I've also spent my life listening to someone trade stories with people. That person's are always about How She Triumphed Over Some Cheater or how she Knows Better Than That or how She's Meaner And So She Won. I mean, the overall picture is really not pleasant once you step back for a second.
The stories you tell and how you tell them reveal an awful lot about you. That is the whole entire point of the Canterbury Tales.
Speaking of C.S. Forester, how cool a story is that? The man calls his start in writing Lucky Break, because it really was. I think that's completely awesome.

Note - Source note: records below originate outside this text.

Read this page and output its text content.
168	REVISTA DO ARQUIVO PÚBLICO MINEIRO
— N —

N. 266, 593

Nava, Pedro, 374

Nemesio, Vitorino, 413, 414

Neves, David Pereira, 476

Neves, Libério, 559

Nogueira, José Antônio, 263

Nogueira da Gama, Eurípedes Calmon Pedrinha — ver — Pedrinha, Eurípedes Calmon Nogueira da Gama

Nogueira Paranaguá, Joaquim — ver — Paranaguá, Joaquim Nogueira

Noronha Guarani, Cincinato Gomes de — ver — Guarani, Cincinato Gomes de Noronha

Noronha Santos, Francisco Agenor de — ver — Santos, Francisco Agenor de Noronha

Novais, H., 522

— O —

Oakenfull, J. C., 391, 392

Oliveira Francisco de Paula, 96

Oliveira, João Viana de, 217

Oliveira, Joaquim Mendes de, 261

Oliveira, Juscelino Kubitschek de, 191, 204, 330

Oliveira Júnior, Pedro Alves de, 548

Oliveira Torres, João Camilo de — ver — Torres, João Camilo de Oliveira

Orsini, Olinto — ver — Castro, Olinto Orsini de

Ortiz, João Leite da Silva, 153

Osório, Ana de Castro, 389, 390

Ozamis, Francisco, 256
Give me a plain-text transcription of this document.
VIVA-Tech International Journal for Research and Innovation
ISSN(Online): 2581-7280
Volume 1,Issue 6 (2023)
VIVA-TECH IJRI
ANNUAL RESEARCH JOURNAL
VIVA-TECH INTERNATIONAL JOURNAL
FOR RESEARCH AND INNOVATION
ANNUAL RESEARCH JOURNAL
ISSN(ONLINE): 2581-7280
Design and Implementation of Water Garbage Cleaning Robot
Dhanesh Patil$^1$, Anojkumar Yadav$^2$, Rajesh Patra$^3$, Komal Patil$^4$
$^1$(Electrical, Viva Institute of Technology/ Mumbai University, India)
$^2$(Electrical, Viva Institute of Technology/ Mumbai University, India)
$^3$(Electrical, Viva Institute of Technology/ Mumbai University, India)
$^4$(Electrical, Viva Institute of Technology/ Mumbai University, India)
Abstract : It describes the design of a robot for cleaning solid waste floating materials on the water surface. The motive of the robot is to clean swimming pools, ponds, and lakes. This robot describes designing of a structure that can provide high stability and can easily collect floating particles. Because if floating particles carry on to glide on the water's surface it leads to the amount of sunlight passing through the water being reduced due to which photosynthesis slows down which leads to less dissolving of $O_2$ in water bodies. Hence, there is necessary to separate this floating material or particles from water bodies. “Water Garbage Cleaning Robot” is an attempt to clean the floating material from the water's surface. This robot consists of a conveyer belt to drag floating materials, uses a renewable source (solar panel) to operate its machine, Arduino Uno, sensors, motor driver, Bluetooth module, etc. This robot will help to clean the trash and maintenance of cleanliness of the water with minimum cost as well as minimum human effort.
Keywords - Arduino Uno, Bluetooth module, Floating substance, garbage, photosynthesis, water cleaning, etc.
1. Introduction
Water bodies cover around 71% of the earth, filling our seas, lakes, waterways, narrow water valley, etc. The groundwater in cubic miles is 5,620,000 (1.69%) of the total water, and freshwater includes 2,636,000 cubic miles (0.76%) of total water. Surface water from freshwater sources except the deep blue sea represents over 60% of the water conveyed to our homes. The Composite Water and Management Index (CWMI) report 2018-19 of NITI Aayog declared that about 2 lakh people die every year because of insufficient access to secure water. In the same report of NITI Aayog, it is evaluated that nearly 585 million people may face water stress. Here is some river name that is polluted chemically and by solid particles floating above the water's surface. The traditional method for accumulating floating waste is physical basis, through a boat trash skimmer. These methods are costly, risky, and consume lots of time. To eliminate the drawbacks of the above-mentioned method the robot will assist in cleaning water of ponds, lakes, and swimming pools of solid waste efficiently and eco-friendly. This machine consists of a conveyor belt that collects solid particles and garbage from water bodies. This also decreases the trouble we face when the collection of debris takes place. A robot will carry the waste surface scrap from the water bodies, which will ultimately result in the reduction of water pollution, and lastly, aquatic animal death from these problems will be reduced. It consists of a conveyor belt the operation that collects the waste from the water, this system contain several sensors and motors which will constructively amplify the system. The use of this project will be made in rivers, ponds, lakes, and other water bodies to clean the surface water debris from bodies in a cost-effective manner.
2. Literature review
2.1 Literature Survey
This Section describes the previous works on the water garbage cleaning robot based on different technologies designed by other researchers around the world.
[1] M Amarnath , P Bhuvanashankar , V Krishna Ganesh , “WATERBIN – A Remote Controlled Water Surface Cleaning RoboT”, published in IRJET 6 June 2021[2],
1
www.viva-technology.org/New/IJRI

I think the secret is to shut up and tell the story. Want to tell about all your road trips? Tell about your road trips. Tell about the one with that stupid girl I brought along to share gas (who ended up having no gas money) who told all the chemistry PhD candidates at Caltech that it was great to see people get excited about science for once. Want to write the saga of the horrible fiance from hell? Totally do it.
I also think it clears out your brain. And then you can read all that later and either it's cheap therapy OR you find something awesome you can use for something else. It's making quilt fabric, right? Later on you might cut it up for quilts, but you have to make the fabric first.
I never, ever do this. I don't write this way. Never ever ever never. Anne Lamott says to do it, I think Roald Dahl just said to do it, certainly C.S. Forester said to do it.
Maybe all you need to do is start out, "Here's an interesting thing that happened one time..." Remember all the detail, every bit. Write the beginning, middle, and end. See what happens. It's crazy but it just might work.
"Maybe you're not supposed to know what point your story is making until it makes it."